«L’inflexibilité, le manque d’humanité et la vision utilitariste de l’immigration n’ont plus leur place à la tête d’un ministère dont la mission devrait plutôt être de créer des conditions favorables à l’inclusion des nouveaux arrivants [...]», estime Andrés Fontecilla. 
«L’inflexibilité, le manque d’humanité et la vision utilitariste de l’immigration n’ont plus leur place à la tête d’un ministère dont la mission devrait plutôt être de créer des conditions favorables à l’inclusion des nouveaux arrivants [...]», estime Andrés Fontecilla. 

«Changer le ton» en Immigration: lettre à Nadine Girault 

POINT DE VUE / Madame la ministre, permettez-moi d’abord de vous féliciter pour votre nomination à titre de ministre de l’Immigration, de la Francisation et de l’Intégration.

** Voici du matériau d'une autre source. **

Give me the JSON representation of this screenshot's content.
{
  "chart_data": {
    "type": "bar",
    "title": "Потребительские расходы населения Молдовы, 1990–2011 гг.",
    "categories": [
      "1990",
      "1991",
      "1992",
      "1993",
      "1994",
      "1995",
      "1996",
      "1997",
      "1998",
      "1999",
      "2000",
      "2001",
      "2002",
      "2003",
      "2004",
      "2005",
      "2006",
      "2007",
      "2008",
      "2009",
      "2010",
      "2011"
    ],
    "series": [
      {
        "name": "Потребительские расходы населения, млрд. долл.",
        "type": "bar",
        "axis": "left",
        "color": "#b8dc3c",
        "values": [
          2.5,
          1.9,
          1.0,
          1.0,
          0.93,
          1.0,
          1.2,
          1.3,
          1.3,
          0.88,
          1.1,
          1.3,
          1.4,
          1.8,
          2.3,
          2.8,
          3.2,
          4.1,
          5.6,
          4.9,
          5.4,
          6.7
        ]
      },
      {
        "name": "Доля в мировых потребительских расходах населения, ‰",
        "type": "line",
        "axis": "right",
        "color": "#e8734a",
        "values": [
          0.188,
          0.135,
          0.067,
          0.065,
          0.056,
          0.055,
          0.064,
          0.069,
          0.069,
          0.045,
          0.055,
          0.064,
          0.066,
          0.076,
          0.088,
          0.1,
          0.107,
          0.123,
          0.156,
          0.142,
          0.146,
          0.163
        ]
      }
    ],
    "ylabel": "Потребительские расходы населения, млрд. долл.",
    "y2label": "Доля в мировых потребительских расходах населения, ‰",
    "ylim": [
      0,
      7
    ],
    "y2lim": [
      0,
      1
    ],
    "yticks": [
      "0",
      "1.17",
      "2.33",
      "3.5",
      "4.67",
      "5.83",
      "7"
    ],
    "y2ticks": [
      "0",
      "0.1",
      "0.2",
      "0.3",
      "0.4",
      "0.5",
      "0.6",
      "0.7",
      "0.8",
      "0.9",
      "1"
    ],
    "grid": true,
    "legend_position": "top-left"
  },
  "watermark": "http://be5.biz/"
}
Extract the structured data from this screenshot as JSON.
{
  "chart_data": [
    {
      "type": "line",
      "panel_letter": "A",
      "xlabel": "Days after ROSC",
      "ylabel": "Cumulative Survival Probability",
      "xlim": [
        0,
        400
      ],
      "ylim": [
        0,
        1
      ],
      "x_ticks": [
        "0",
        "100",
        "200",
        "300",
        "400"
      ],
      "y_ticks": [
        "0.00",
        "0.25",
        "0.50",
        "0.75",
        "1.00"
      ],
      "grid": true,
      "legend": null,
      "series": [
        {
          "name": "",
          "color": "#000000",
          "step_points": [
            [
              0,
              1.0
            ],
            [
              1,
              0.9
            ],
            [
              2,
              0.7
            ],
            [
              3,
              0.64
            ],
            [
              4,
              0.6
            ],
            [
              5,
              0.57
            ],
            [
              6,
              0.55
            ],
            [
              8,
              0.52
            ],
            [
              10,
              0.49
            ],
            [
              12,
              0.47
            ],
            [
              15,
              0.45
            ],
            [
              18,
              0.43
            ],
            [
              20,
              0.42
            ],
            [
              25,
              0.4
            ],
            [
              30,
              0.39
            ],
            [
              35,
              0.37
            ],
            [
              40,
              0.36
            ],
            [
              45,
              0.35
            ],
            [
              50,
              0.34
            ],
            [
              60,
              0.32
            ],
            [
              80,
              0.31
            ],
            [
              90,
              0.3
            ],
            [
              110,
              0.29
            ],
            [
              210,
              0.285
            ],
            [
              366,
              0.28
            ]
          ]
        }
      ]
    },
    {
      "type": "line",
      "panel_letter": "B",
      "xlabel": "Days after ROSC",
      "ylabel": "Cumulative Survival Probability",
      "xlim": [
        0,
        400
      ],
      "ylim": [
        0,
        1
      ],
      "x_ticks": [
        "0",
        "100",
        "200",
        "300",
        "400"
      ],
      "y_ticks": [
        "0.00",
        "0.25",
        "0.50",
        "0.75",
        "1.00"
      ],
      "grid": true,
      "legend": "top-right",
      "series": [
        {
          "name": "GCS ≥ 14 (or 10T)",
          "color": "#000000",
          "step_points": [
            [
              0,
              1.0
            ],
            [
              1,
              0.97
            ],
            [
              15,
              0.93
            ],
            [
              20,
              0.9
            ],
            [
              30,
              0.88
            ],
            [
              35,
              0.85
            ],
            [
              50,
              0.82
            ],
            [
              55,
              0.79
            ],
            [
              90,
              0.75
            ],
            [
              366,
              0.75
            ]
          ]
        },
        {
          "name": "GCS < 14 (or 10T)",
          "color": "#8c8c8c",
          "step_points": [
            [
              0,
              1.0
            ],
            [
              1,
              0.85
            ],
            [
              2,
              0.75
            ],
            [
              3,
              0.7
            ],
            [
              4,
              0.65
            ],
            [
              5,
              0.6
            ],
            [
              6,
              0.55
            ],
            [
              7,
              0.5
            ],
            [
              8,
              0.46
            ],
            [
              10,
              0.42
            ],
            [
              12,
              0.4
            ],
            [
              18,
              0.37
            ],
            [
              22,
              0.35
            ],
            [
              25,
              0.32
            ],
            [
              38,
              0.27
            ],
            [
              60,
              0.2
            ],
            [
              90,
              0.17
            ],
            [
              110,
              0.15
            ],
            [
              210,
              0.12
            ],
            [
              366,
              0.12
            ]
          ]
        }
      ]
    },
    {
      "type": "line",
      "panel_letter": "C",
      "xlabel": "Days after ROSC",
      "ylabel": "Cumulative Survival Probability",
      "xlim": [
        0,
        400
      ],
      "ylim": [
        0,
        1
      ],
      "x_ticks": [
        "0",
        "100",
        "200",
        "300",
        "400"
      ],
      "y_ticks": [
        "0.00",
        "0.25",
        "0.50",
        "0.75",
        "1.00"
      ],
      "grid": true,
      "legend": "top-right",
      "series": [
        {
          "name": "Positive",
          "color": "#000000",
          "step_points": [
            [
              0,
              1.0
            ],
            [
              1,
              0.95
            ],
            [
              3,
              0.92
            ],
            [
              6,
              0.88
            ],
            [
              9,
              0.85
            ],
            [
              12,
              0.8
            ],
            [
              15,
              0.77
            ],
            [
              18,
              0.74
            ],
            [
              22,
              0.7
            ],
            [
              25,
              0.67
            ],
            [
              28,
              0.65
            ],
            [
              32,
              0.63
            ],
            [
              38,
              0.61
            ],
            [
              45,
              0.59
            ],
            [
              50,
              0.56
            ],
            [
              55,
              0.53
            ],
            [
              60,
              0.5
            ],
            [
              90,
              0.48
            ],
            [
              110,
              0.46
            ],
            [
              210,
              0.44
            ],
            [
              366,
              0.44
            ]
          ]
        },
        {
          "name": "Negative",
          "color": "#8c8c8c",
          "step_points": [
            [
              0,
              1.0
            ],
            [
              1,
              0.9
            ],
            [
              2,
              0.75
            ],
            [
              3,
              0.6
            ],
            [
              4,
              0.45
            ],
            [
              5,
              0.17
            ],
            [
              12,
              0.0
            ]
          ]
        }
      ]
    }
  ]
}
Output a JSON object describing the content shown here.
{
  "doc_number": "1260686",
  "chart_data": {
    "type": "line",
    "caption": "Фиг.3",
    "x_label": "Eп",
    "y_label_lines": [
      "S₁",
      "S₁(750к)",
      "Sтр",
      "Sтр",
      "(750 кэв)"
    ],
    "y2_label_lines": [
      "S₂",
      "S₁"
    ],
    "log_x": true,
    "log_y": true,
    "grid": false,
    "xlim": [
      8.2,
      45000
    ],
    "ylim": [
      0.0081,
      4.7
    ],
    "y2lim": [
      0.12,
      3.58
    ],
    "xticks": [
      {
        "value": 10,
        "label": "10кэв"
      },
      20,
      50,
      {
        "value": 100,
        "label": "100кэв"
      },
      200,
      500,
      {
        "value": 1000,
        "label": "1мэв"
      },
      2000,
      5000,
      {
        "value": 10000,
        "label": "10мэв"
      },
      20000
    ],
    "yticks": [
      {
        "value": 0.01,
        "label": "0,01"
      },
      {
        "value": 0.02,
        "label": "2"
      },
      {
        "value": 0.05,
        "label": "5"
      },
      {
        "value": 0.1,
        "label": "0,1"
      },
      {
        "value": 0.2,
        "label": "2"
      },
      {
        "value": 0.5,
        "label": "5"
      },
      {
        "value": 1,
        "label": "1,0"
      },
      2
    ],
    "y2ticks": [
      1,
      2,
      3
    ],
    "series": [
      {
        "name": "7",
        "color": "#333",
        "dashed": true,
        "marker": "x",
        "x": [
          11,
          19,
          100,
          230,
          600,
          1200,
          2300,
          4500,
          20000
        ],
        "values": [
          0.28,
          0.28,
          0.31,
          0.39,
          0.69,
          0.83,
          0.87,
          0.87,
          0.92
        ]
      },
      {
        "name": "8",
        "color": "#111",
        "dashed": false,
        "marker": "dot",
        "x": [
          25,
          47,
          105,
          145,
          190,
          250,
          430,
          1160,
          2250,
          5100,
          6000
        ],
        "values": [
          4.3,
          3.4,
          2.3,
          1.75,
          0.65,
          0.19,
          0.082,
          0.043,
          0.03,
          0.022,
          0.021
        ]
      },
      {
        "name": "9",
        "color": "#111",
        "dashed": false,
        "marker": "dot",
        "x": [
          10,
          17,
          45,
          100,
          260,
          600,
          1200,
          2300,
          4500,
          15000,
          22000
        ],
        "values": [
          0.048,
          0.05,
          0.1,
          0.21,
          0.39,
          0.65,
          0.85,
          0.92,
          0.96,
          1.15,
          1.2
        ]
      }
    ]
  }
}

J’ai bon espoir que votre arrivée en poste marquera un changement de ton longtemps espéré au ministère de l’Immigration. 

L’inflexibilité, le manque d’humanité et la vision utilitariste de l’immigration n’ont plus leur place à la tête d’un ministère dont la mission devrait plutôt être de créer des conditions favorables à l’inclusion des nouveaux arrivants et de leur permettre de contribuer non seulement à répondre aux besoins à court terme du marché de l’emploi, mais aussi, et surtout, à la culture et au tissu social du Québec.

Vous qui êtes également ministre des Relations internationales et de la Francophonie, vous n’êtes pas sans savoir que l’annulation unilatérale par le gouvernement de près de 15 000 dossiers d’immigration, l’imposition d’un test des valeurs qui n’a de québécois que le nom, ainsi que les propositions désastreuses de réforme du Programme de l’expérience québécoise ont porté plusieurs coups durs à la réputation du Québec à l’international, tant auprès des futurs étudiants que des travailleurs qui projettent de s’installer chez nous.

Alors que les ministères des Relations internationales, de l’Éducation ou de la Santé déploient à longueur d’année des missions à l’étranger pour attirer les meilleurs candidats étudiants et travailleurs, le ministère de l’Immigration semble curieusement travailler en sens inverse en mettant en place des réformes qui ne font que rendre le Québec de moins en moins attractif pour les personnes immigrantes.

En allongeant les délais de traitement des demandes d’immigration, en rendant l’accès à la résidence permanente pratiquement impossible pour les travailleurs de plusieurs catégories d’emploi où, ironiquement, les besoins de main-d’œuvre sont criants, en reniant les promesses de droits acquis faites aux étudiants étrangers et plus largement, en reniant la promesse faite à tous les étudiants et travailleurs recrutés à l’international – celle d’un Québec ouvert, inclusif et où on peut y bâtir sa vie – votre prédécesseur a envoyé un bien mauvais message : immigrer au Québec est un processus complètement imprévisible.

Heureusement, il est encore temps de corriger le tir. Dimanche, la nouvelle mouture du Programme de l’expérience québécoise (PEQ) pourrait entrer en vigueur. Deux fois plutôt qu’une, cette réforme a provoqué une levée de boucliers généralisée : les PME, les travailleurs, les syndicats, les étudiants, les universités, les centres de services, les organismes au service des personnes immigrantes, les avocats en droit de l’immigration et les partis d’opposition se sont tous prononcés contre cette réforme jugée contre-productive. Mais envers et contre tous, votre prédécesseur a préféré ignorer les critiques, fidèle à son habitude.

Votre arrivée à la tête du MIFI doit marquer plus qu’un changement de garde : c’est d’un changement de ton dont nous avons besoin. Je vous demande donc de poser un premier geste fort comme nouvelle ministre de l’Immigration, et de retirer dès maintenant la réforme du PEQ proposée par votre prédécesseur afin de prendre le temps nécessaire pour en contempler l’ampleur et les conséquences. Comme le veut l’adage maintes fois répété par votre gouvernement au fil des derniers mois, il vaut mieux prévenir que guérir.

Mais le PEQ n’est qu’un des nombreux dossiers sur lesquels j’espère travailler avec vous au cours des prochains mois. Les délais de traitement désespérément longs des demandes de CSQ, toutes catégories d’immigration confondues, les nombreux ratés du programme de parrainage de réfugiés, mais aussi la régularisation des statuts des travailleuses et des travailleurs des services essentiels, entre autres choses, sont autant de dossiers qui devront être pilotés avec ouverture, collaboration et humanité.

J’ai la conviction que vous serez à la hauteur de ces grands défis.